TF-IDF stands for Term Frequency and Inverse Document Frequency, and these are basically two metrics that are closely interrelated for doing search and figuring out the relevancy of a given word to a document, given a larger body of documents. So, for example, every article on Wikipedia might have a term frequency associated with it, every page on the Internet could have a term frequency associated with it for every word that appears in that document. Sounds fancy, but, as you'll see, it's a fairly simple concept.
- All Term Frequency means is how often a given word occurs in a given document. So, within one web page, within one Wikipedia article, within one whatever, how common is a given word within that document? You know, what is the ratio of that word's occurrence rate throughout all the words in that document? That's it. That's all term frequency is.
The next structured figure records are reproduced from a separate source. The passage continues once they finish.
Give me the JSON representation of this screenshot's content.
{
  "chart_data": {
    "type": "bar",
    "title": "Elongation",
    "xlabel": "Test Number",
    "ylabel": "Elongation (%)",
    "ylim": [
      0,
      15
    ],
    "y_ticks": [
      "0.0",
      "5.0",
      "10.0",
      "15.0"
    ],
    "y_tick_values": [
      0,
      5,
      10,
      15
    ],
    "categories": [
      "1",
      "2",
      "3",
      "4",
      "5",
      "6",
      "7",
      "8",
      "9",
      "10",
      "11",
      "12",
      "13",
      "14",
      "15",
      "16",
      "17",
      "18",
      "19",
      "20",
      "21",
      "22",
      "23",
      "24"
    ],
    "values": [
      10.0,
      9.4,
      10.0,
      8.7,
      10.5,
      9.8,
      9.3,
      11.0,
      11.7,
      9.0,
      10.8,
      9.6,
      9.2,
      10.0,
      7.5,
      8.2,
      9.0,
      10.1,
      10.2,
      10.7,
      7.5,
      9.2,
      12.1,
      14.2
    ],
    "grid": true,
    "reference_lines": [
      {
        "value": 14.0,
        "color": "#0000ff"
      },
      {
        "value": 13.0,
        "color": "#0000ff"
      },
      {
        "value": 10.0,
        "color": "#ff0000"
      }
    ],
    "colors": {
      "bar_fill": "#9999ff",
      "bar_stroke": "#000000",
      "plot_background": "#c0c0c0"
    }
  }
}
- Document frequency, is the same idea, but this time it is the frequency of that word across the entire corpus of documents. So, how often does this word occur throughout all of the documents that I have, all the web pages, all of the articles on Wikipedia, whatever. For example, common words like "a" or "the" would have a very high document frequency, and I would expect them to also have a very high term frequency, but that doesn't necessarily mean they're relevant to a given document.
You can kind of see where we're going with this. So, let's say we have a very high term frequency and a very low document frequency for a given word. The ratio of these two things can give me a measure of the relevance of that word to the document. So, if I see a word that occurs very often in a given document, but not very often in the overall space of documents, then I know that this word probably conveys some special meaning to this particular document. It might convey what this document is actually about.
So, that's TF-IDF. It just stands for Term Frequency x Inverse Document Frequency, which is just a fancy way of saying term frequency over document frequency, which is just a fancy way of saying how often does this word occur in this document compared to how often it occurs in the entire body of documents? It's that simple.